Репетиция началась, и всеобщее внимание обратилось на сцену. Никто больше не смотрел на Руссо.
Теперь уже наблюдал он. Он слушал, как фальшиво поют вельможи, переодетые в крестьян, смотрел, как дамы в придворных нарядах кокетничают, подражая пастушкам.
Дофина пела чисто, но она была плохая актриса, к тому же имела такой слабенький голосок, что ее было почти не слышно. Король, чтобы никого не смущать, уселся в глубине темной ложи и болтал с дамами.
Дофин суфлировал, и опера звучала с истинно королевской беспомощностью.
Руссо принял решение не слушать, но звуки все равно достигали его слуха. Однако у него появилось утешение: среди именитых статистов он заметил прелестное личико; поселянка, которую небо одарило столь милой внешностью, обладала к тому же лучшим голосом во всей труппе.
Руссо сосредоточился и принялся следить из-за пюпитра за этой очаровательной инженю, в оба уха внимая ее мелодичному голосу.
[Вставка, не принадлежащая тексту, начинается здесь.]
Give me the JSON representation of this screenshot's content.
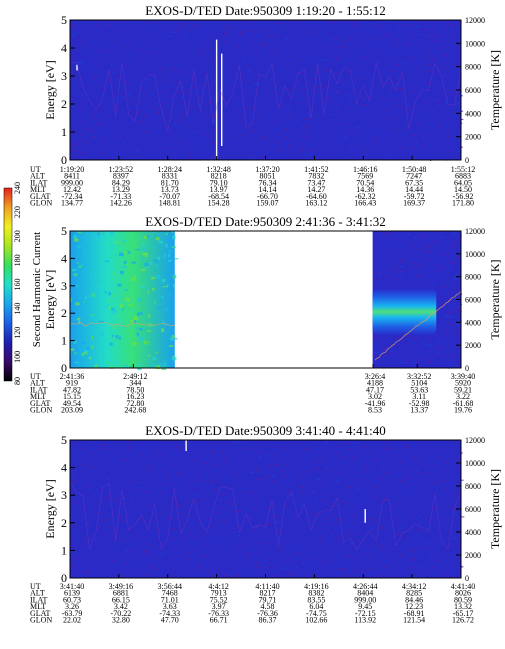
{
  "colorbar": {
    "label": "Second Harmonic Current",
    "ticks": [
      "80",
      "100",
      "120",
      "140",
      "160",
      "180",
      "200",
      "220",
      "240"
    ],
    "range": [
      80,
      240
    ],
    "colors": [
      "#000000",
      "#3a0a6a",
      "#2020b0",
      "#1e5fe6",
      "#19a6f0",
      "#21e0c8",
      "#33e060",
      "#a8e61e",
      "#f0f020",
      "#f0a020",
      "#e82020"
    ]
  },
  "eph_labels": [
    "UT",
    "ALT",
    "ILAT",
    "MLT",
    "GLAT",
    "GLON"
  ],
  "chart_data": [
    {
      "type": "heatmap",
      "title": "EXOS-D/TED   Date:950309   1:19:20 - 1:55:12",
      "ylabel_left": "Energy [eV]",
      "ylabel_right": "Temperature [K]",
      "ylim_left": [
        0,
        5
      ],
      "ylim_right": [
        0,
        12000
      ],
      "yticks_left": [
        "0",
        "1",
        "2",
        "3",
        "4",
        "5"
      ],
      "yticks_right": [
        "0",
        "2000",
        "4000",
        "6000",
        "8000",
        "10000",
        "12000"
      ],
      "background_color": "#2828c8",
      "data_segments": [
        {
          "x_start": 0.0,
          "x_end": 1.0,
          "level": "low"
        }
      ],
      "spikes": [
        {
          "x": 0.018,
          "y_lo": 3.2,
          "y_hi": 3.4
        },
        {
          "x": 0.375,
          "y_lo": 0.05,
          "y_hi": 4.3
        },
        {
          "x": 0.388,
          "y_lo": 0.5,
          "y_hi": 3.8
        }
      ],
      "ephemeris": {
        "x": [
          0.0,
          0.125,
          0.25,
          0.375,
          0.5,
          0.625,
          0.75,
          0.875,
          1.0
        ],
        "UT": [
          "1:19:20",
          "1:23:52",
          "1:28:24",
          "1:32:48",
          "1:37:20",
          "1:41:52",
          "1:46:16",
          "1:50:48",
          "1:55:12"
        ],
        "ALT": [
          "8411",
          "8397",
          "8331",
          "8218",
          "8051",
          "7832",
          "7569",
          "7247",
          "6883"
        ],
        "ILAT": [
          "999.00",
          "84.29",
          "81.70",
          "79.10",
          "76.34",
          "73.47",
          "70.54",
          "67.35",
          "64.05"
        ],
        "MLT": [
          "12.42",
          "13.29",
          "13.73",
          "13.97",
          "14.14",
          "14.27",
          "14.36",
          "14.44",
          "14.50"
        ],
        "GLAT": [
          "-72.34",
          "-71.33",
          "-70.07",
          "-68.54",
          "-66.70",
          "-64.60",
          "-62.32",
          "-59.72",
          "-56.92"
        ],
        "GLON": [
          "134.77",
          "142.26",
          "148.81",
          "154.28",
          "159.07",
          "163.12",
          "166.43",
          "169.37",
          "171.80"
        ]
      }
    },
    {
      "type": "heatmap",
      "title": "EXOS-D/TED   Date:950309   2:41:36 - 3:41:32",
      "ylabel_left": "Energy [eV]",
      "ylabel_right": "Temperature [K]",
      "ylim_left": [
        0,
        5
      ],
      "ylim_right": [
        0,
        12000
      ],
      "yticks_left": [
        "0",
        "1",
        "2",
        "3",
        "4",
        "5"
      ],
      "yticks_right": [
        "0",
        "2000",
        "4000",
        "6000",
        "8000",
        "10000",
        "12000"
      ],
      "background_color": "#ffffff",
      "data_segments": [
        {
          "x_start": 0.0,
          "x_end": 0.268,
          "level": "high"
        },
        {
          "x_start": 0.774,
          "x_end": 1.0,
          "level": "band"
        }
      ],
      "ephemeris": {
        "x": [
          0.0,
          0.162,
          0.775,
          0.888,
          1.0
        ],
        "UT": [
          "2:41:36",
          "2:49:12",
          "3:26:4",
          "3:32:52",
          "3:39:40"
        ],
        "ALT": [
          "919",
          "344",
          "4188",
          "5104",
          "5920"
        ],
        "ILAT": [
          "47.82",
          "78.50",
          "47.17",
          "53.63",
          "59.21"
        ],
        "MLT": [
          "15.15",
          "16.23",
          "3.02",
          "3.11",
          "3.22"
        ],
        "GLAT": [
          "49.54",
          "72.80",
          "-41.96",
          "-52.98",
          "-61.68"
        ],
        "GLON": [
          "203.09",
          "242.68",
          "8.53",
          "13.37",
          "19.76"
        ]
      }
    },
    {
      "type": "heatmap",
      "title": "EXOS-D/TED   Date:950309   3:41:40 - 4:41:40",
      "ylabel_left": "Energy [eV]",
      "ylabel_right": "Temperature [K]",
      "ylim_left": [
        0,
        5
      ],
      "ylim_right": [
        0,
        12000
      ],
      "yticks_left": [
        "0",
        "1",
        "2",
        "3",
        "4",
        "5"
      ],
      "yticks_right": [
        "0",
        "2000",
        "4000",
        "6000",
        "8000",
        "10000",
        "12000"
      ],
      "background_color": "#2828c8",
      "data_segments": [
        {
          "x_start": 0.0,
          "x_end": 1.0,
          "level": "low"
        }
      ],
      "spikes": [
        {
          "x": 0.297,
          "y_lo": 4.6,
          "y_hi": 5.0
        },
        {
          "x": 0.755,
          "y_lo": 2.0,
          "y_hi": 2.5
        }
      ],
      "ephemeris": {
        "x": [
          0.0,
          0.125,
          0.25,
          0.375,
          0.5,
          0.625,
          0.75,
          0.875,
          1.0
        ],
        "UT": [
          "3:41:40",
          "3:49:16",
          "3:56:44",
          "4:4:12",
          "4:11:40",
          "4:19:16",
          "4:26:44",
          "4:34:12",
          "4:41:40"
        ],
        "ALT": [
          "6139",
          "6881",
          "7468",
          "7913",
          "8217",
          "8382",
          "8404",
          "8285",
          "8026"
        ],
        "ILAT": [
          "60.73",
          "66.15",
          "71.01",
          "75.52",
          "79.71",
          "83.55",
          "999.00",
          "84.46",
          "80.59"
        ],
        "MLT": [
          "3.26",
          "3.42",
          "3.63",
          "3.97",
          "4.58",
          "6.04",
          "9.45",
          "12.23",
          "13.32"
        ],
        "GLAT": [
          "-63.79",
          "-70.22",
          "-74.33",
          "-76.33",
          "-76.36",
          "-74.75",
          "-72.15",
          "-68.91",
          "-65.17"
        ],
        "GLON": [
          "22.02",
          "32.80",
          "47.70",
          "66.71",
          "86.37",
          "102.66",
          "113.92",
          "121.54",
          "126.72"
        ]
      }
    }
  ]
}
От дофины не укрылось внимание, с каким слушал автор; по его улыбке, по его томному взору она с удовольствием поняла, что исполнение некоторых частей его удовлетворяет; ей захотелось услышать комплимент — ведь она была женщина! — и, наклонившись к его пюпитру, она спросила:
— Что, господин Руссо, плохо?
Замерший, онемевший Руссо ничего не ответил.
— Значит, мы фальшивили, — продолжала дофина, — а господин Руссо не осмеливается нам сказать. Господин Руссо, я умоляю, скажите правду.
Руссо по-прежнему не отрывал глаз от прекрасной поселянки, которая не замечала, что привлекла к себе его пристальное внимание.
— А-а, — протянула дофина, проследив за направлением взгляда философа, — мадемуазель де Таверне взяла неверную ноту!
Андреа покраснела: все взоры обратились на нее.
— Нет, что вы! — воскликнул Руссо. — Это не мадемуазель. Мадемуазель поет как ангел.
Г-жа Дюбарри метнула в философа взгляд, который можно бы уподобить дротику.
Барон де Таверне, напротив, почувствовал, как сердце его тает от счастья, и одарил Руссо самой ласковой улыбкой.
— Вы тоже находите, что эта девица хорошо поет? — осведомилась г-жа Дюбарри у короля, которого явно взволновали слова Руссо.
— Я не слышал, — ответил король. — Надо быть музыкантом, чтобы различить в хоре…
Руссо тем временем дирижировал оркестром, аккомпанировавшим хору, который пел:
Колен к Колетте возвратился,
Порадуемся счастью их.
Музыка смолкла; повернувшись к зале, Руссо увидел г-на де Жюсьё, который приветливо ему поклонился.
Женевец испытал немалое удовольствие, оттого что этот царедворец, относящийся к нему с некоторым задевавшим его высокомерием, видит, как он распоряжается придворными.
Он ответил церемонным поклоном и снова стал любоваться Андреа, которая от похвал стала еще красивей. Репетиция продолжалась, и у г-жи Дюбарри страшно испортилось настроение: она дважды поймала Людовика XV на том, что тот, захваченный происходящим на сцене, не слышит, как она обращается к нему.
Андреа возбуждала всеобщую ревность; правда, это не помешало дофине получить множество комплиментов и выказывать очаровательную веселость.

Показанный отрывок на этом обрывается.